Second New York Police Union Endorses Trump, While a Cleveland Patrolmen's Association Breaks Tradition

As the leader of a New York State police union endorses President Donald Trump's reelection campaign, a patrolmen's association in Cleveland is abstaining from political alliances altogether.

Thomas Mungeer, the president of New York State Troopers Police Benevolent Association, reportedly showed support for the incumbent Republican candidate during a conversation with the New York Post on Sunday. Most New York State troopers belong to the NYS Troopers PBA union, which represents almost 6,000 retired and active officers.

"Donald Trump has our back," Mungeer said, according to the Post. "President Trump has supported us when so many people have turned against us."

The union head reportedly went on to tell the newspaper that Joe Biden, this year's Democratic presidential nominee, "supported cops in the past but he's turned his back on us."

Mungeer's Trump endorsement was the second to come from a New York police union this month. Patrick Lynch, president of the New York City Police Benevolent Association (NYCPBA), formally backed Trump's reelection on August 14. Representing roughly 24,000 New York City Police Department officers, the NYCPBA is the largest law enforcement union in the state.

Lynch's outright support for the president's campaign elicited criticism from a number of Democratic lawmakers, including New York Congresswoman Alexandria Ocasio-Cortez, who noted police organizations aligning themselves with a political candidate could signal "a potential problem."

NYPD union endorsed Trump. I’m sure this is part of their neighborhood outreach plan.

Also, does anyone else see a potential problem with police unions - enforcement arms of the state with lethal weapons - promoting “preferred” candidates for office or is that just me? https://t.co/UlmigAuedh

— Alexandria Ocasio-Cortez (@AOC) August 15, 2020

While law enforcement unions, like the Cleveland Police Patrolmen's Association, have endorsed presidential contenders in past years, those based in New York traditionally do not.

The Cleveland police union, which represents about 1,400 officers, told Cleveland.com it will not support a presidential candidate this year, after its 2016 Trump endorsement created division among members.

NYPD
A New York City Police Department vehicle is pictured on a Manhattan street on August 21. The head of a union representing New York state troopers reportedly voiced support for President Donald Trump's reelection campaign on Sunday. John Lamparski/Getty

"It's a big decision, which is why we had the directors vote on it," said Jeff Follmer, the union's president.

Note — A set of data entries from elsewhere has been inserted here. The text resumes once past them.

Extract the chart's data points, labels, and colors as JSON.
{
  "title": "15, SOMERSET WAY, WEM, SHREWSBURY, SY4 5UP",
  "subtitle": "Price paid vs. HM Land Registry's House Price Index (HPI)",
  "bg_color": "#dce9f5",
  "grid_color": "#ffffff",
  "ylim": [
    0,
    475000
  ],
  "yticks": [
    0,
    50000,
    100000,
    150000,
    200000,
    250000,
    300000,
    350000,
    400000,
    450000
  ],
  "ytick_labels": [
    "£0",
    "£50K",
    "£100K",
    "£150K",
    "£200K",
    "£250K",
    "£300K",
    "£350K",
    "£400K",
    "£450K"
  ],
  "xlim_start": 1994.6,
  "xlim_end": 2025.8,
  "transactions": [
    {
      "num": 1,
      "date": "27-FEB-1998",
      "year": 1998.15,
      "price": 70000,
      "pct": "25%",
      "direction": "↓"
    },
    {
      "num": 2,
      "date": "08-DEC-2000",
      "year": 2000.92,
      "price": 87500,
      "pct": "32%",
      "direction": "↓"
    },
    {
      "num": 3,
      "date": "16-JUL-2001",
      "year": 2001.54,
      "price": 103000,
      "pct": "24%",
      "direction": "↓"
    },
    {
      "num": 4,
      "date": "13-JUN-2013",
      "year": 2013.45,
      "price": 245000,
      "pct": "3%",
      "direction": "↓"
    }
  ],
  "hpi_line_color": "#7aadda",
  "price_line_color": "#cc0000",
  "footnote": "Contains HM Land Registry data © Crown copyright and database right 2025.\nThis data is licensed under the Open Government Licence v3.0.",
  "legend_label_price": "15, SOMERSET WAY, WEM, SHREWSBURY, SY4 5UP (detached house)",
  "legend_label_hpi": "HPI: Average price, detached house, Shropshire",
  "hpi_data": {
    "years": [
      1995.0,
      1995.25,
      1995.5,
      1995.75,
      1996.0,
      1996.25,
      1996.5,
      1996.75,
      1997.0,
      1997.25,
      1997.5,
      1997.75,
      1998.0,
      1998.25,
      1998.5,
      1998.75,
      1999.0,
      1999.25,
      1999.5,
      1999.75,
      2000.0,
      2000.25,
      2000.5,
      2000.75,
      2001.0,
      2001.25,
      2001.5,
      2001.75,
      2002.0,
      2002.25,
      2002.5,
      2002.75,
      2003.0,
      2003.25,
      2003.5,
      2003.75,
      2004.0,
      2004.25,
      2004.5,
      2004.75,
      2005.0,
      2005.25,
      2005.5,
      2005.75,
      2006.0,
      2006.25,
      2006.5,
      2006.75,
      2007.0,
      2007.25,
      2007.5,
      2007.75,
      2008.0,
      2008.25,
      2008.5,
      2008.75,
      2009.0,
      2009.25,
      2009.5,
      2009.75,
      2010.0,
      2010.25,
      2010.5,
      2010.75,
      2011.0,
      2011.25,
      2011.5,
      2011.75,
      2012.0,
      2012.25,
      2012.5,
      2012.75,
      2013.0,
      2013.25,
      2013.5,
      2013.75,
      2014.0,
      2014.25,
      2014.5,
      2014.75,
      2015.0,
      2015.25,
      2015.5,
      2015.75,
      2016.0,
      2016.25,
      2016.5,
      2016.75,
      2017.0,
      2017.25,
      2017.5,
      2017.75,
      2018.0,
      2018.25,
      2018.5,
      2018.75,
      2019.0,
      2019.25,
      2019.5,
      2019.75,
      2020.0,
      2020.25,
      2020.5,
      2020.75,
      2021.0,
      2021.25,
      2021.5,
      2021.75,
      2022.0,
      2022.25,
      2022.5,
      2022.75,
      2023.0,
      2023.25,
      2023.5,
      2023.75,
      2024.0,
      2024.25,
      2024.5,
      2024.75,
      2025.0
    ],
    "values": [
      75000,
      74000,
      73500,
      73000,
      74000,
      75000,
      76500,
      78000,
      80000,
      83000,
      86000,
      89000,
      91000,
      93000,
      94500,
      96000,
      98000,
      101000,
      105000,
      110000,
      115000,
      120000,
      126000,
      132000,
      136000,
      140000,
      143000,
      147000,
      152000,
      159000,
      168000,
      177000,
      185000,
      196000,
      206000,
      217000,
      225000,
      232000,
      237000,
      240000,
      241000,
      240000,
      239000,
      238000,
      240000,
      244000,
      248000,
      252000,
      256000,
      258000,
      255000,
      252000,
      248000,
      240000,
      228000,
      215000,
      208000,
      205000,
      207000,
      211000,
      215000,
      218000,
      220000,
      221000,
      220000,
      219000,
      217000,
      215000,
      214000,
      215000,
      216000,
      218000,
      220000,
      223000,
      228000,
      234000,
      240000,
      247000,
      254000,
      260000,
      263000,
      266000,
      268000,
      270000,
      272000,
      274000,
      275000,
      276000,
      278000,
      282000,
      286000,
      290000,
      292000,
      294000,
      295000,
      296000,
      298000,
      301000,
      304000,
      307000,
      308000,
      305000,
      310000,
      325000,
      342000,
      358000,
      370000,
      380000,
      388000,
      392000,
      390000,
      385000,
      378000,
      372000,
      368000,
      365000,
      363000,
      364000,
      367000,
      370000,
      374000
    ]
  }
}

Vince Montague, the head of Cleveland Police Black Shield Association, a union branch within the patrolmen's association, commended the move.

"There's a diverse group of officers in the CPPA and it's good they're respecting the fact that everyone has different political ideologies," Montague said, saying the 2016 endorsement created a rift between police and the community.

The wave of support for Trump from New York police unions trailed a series of reforms passed by the state legislature and signed into law by Governor Andrew Cuomo earlier this summer, amid protests against law enforcement abuse and racism that took place after George Floyd's death in custody. Legislation banned chokeholds, required officers to report weapon discharges, rescinded statutes that kept misconduct records out of court for years, and amended police practices across a number of additional areas.

At the end of June, the New York State Senate introduced a bill to end qualified immunity, which protects law enforcement officers from civil lawsuits related to conduct violations. Congress proposed a similar bill applied to federal law weeks earlier. In comments to the New York Post, Mungeer reportedly said his support for Trump versus Biden is rooted in the candidates' diverging stances on the issue. Trump has defended the doctrine, while Biden has discussed reforming it.

Newsweek reached out to the NYS Troopers PBA and Cleveland Police Patrolmen's Association for comments, but did not receive replies in time for publication.